Dissatisfied EV Owners Spell Doom for Electric Car Manufacturing

by
John Klar

A recent consumer survey revealed that 46% of US electric car owners wish to switch back to a gas-powered car. In an industry already facing hurdles with charging stations, cost, and public skepticism, consumer distaste over performance and a hefty price tag threatens to eviscerate future EV sales. Despite subsidies and claims of world-saving environmental necessity, consumers are balking in droves at lackluster EV performance in a declining economy.

The comprehensive global survey, released by consulting firm McKinsey and Co. earlier this month, offered insights into the divergence between European and American EV drivers. Behind the obvious consumer concerns over range, cost, and rechargeability are issues not considered by the survey that also may be undermining consumer enthusiasm, such as increasing awareness of pollution in manufacturing, plummeting resale prices, and aversion to regressive subsidization.

“The Survey Said”

The survey revealed very different motivations for EV customers in Europe versus the United States, reflecting fundamental cultural and demographic differences: 29% of global EV car owners expressed plans to return to internal combustion engines, compared with 46% of Americans. This divergence is understandable when life in Europe and other parts of the world is contrasted with the United States. Many Americans commute vast distances on remote highways in a nation with large swaths of sparsely-populated rural areas where EV charging stations also have a long way to go. Most EU member states offer subsidies for EV purchases. Despite hefty federal and state subsidies in the United States, economic anxiety is an increasing driver of EV aversion for American car owners struggling with nosebleed housing, energy, and food prices.

The world rejected the electric car once before – in the 1990s, when consumers wouldn’t bite on a product with range challenges, high costs, and dubious technology. These same hurdles remain despite improvements in range and technology. The McKinsey and Co. consumer survey affirms that the failures of the past are in redux: Globally, 35% of respondents expressing a desire to revert to a gas-powered vehicle claimed the reason was a lack of charging infrastructure in public places (an even greater problem in the US); 34% said total ownership costs were prohibitive; 32% found that EVs compromised long-distance trips (again, compounded in the US); 24% complained they could not charge their car at home; and 21% reported that “needing to worry about charging is too stressful.”

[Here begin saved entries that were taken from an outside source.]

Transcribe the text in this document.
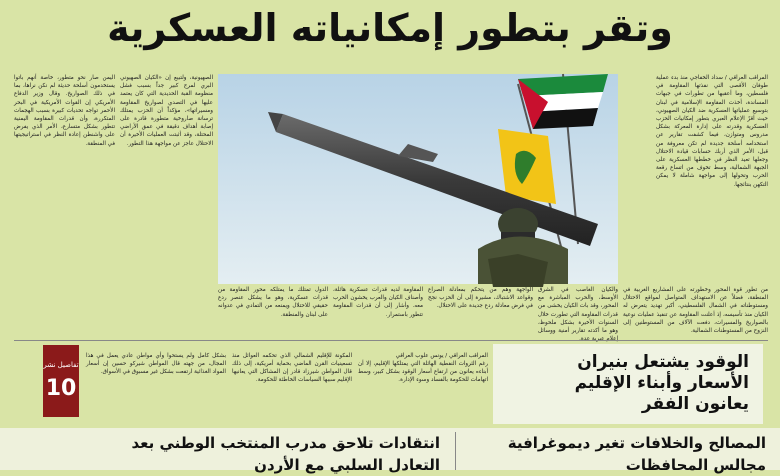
وتقر بتطور إمكانياته العسكرية

المراقب العراقي / سداد الخفاجي منذ بدء عملية طوفان الأقصى التي نفذتها المقاومة في فلسطين، وما أعقبها من تطورات في جبهات المساندة، أخذت المقاومة الإسلامية في لبنان بتوسيع عملياتها العسكرية ضد الكيان الصهيوني، حيث أقرّ الإعلام العبري بتطور إمكانيات الحزب العسكرية وقدرته على إدارة المعركة بشكل مدروس ومتوازن، فيما كشفت تقارير عن استخدامه أسلحة جديدة لم تكن معروفة من قبل، الأمر الذي أربك حسابات قيادة الاحتلال وجعلها تعيد النظر في خططها العسكرية على الجبهة الشمالية، وسط تخوف من اتساع رقعة الحرب وتحولها إلى مواجهة شاملة لا يمكن التكهن بنتائجها.

من تطور قوة المحور وخطورته على المشاريع الغربية في المنطقة، فضلاً عن الاستهداف المتواصل لمواقع الاحتلال ومستوطناته في الشمال الفلسطيني، أكبر تهديد يتعرض له الكيان منذ تأسيسه، إذ أعلنت المقاومة عن تنفيذ عمليات نوعية بالصواريخ والمسيرات، دفعت الآلاف من المستوطنين إلى النزوح من المستوطنات الشمالية.

والكيان الغاصب في الشرق الأوسط، والحرب المباشرة مع المحور، وقد بات الكيان يخشى من قدرات المقاومة التي تطورت خلال السنوات الأخيرة بشكل ملحوظ، وهو ما أكدته تقارير أمنية ووسائل

الواجهة وهم من يتحكم بمعادلة الصراع وقواعد الاشتباك، مشيرة إلى أن الحزب نجح في فرض معادلة ردع جديدة على الاحتلال.

المقاومة لديه قدرات عسكرية هائلة، وأصناف الكيان والعرب يخشون الحرب معه. وأشار إلى أن قدرات المقاومة تتطور باستمرار.

الدول تمتلك ما يمتلكه محور المقاومة من قدرات عسكرية، وهو ما يشكل عنصر ردع حقيقي للاحتلال ويمنعه من التمادي في عدوانه على لبنان والمنطقة.

الصهيونية، ولتبيع إن «الكيان الصهيوني البري لمرج كبير جداً بسبب فشل منظومة القبة الحديدية التي كان يعتمد عليها في التصدي لصواريخ المقاومة ومسيراتها»، مؤكداً أن الحزب يمتلك ترسانة صاروخية متطورة قادرة على إصابة أهداف دقيقة في عمق الأراضي المحتلة، وقد أثبتت العمليات الأخيرة أن الاحتلال عاجز عن مواجهة هذا التطور.

اليمن صار نحو متطور، خاصة أنهم باتوا يستخدمون أسلحة حديثة لم نكن نراها، بما في ذلك الصواريخ. وقال وزير الدفاع الأمريكي إن القوات الأمريكية في البحر الأحمر تواجه تحديات كبيرة بسبب الهجمات المتكررة، وأن قدرات المقاومة اليمنية تتطور بشكل متسارع، الأمر الذي يفرض على واشنطن إعادة النظر في استراتيجيتها في المنطقة.

المكونة للإقليم الشمالي الذي تحكمه العوائل منذ تسعينيات القرن الماضي بحماية أمريكية، إلى ذلك قال المواطن شيرزاد قادر إن المشاكل التي يعانيها الإقليم سببها السياسات الخاطئة للحكومة.

بشكل كامل ولم يستحوا وأي مواطن عادي يعمل في هذا المجال، من جهته قال المواطن شيركو حسين إن أسعار المواد الغذائية ارتفعت بشكل غير مسبوق في الأسواق.

المراقب العراقي / يونس علوب العراقي

رغم الثروات النفطية الهائلة التي يمتلكها الإقليم، إلا أن أبناءه يعانون من ارتفاع أسعار الوقود بشكل كبير، وسط اتهامات للحكومة بالفساد وسوء الإدارة.

الوقود يشتعل بنيران الأسعار وأبناء الإقليم يعانون الفقر
تفاصيل نشر
10
المصالح والخلافات تغير ديموغرافية مجالس المحافظات
انتقادات تلاحق مدرب المنتخب الوطني بعد التعادل السلبي مع الأردن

All of these reservations are amplified for most American car buyers. The United States boasts the world’s highest share of personal cars in the commuting population, as well as the drivers who tend to go the longest distances: The average American commuter travels 42 miles round-trip daily, versus about 17 miles for Europeans. Americans also love their famous road trips, traveling by car for summer vacations, business trips, and exploring the great American frontier. This is not merely a cultural predilection, but a natural consequence of the comparatively vast open spaces in many parts of the nation.

Writing on the EV Wall

The recent survey surprised EV industry hopefuls but is no shock to US consumers influenced by more than just cost and charging access. Many Americans understand that the very term “renewable” is deceptive: Lithium mines inflict child labor horrors while coal is incinerated to smelt Chinese aluminum, and a laundry list of PFAS, heavy metals, and other non-greenhouse pollutants are steadily spewed from an industry that claims it is “clean” and planet-saving. For those willing to pay an EV sticker price premium to spare their children from future ecological risk, the climate-rescue pitch is rightly waning.

The EV market was plugged forcefully without full consideration of the major obstacles remaining to achievement. Those realities continue to mount challenges for which the Utopian dreamers have not fashioned technological solutions. The US electric grid is precarious even before adding millions of cars for charging; EV tires wear out faster than gas-powered; EV repair costs are much higher. Relevant to many Americans, EV cars and chargers did not exhibit stellar performance in the 2023-2024 cold snap, highlighting another difference from Europeans: Arctic cold. Growing awareness of regressive subsidization of EVs at the expense of low-income taxpayers is also a turn-off for many social justice buyers. Most US EV car sales have been of pricey models for wealthy car owners who can also afford home charging stations. This car tale is the opposite of Henry Ford’s universally accessible Model T.

It Will Get Worse

Despite all the best government-supported marketing plans and alluring subsidies, the 21st-century EV rollout will likely prove to be the second death of the electric car. The recent survey did not weigh plummeting used EV car values in the US, the accumulating losses incurred by manufacturers on EV sales, or growing consumer awareness that EV technology pollutes the planet in spades.

American car buyers can be enticed but not compelled. Much like vegans running from high-priced fake meats that are as processed and unhealthy as that which they are supposed to replace, even eco-conscious Americans understand that they are being sold a bill of profit-motivated goods in EVs that do not deliver. Electric cars are a boondoggle that makes money for a few in the short term while damaging the environment, regressively transferring wealth from poor to rich, and stranding rich buyers in storms or long lines while folks driving jalopies move on down the road. American consumers struggling with shrinking real incomes and sticky inflation are figuring this out in short order.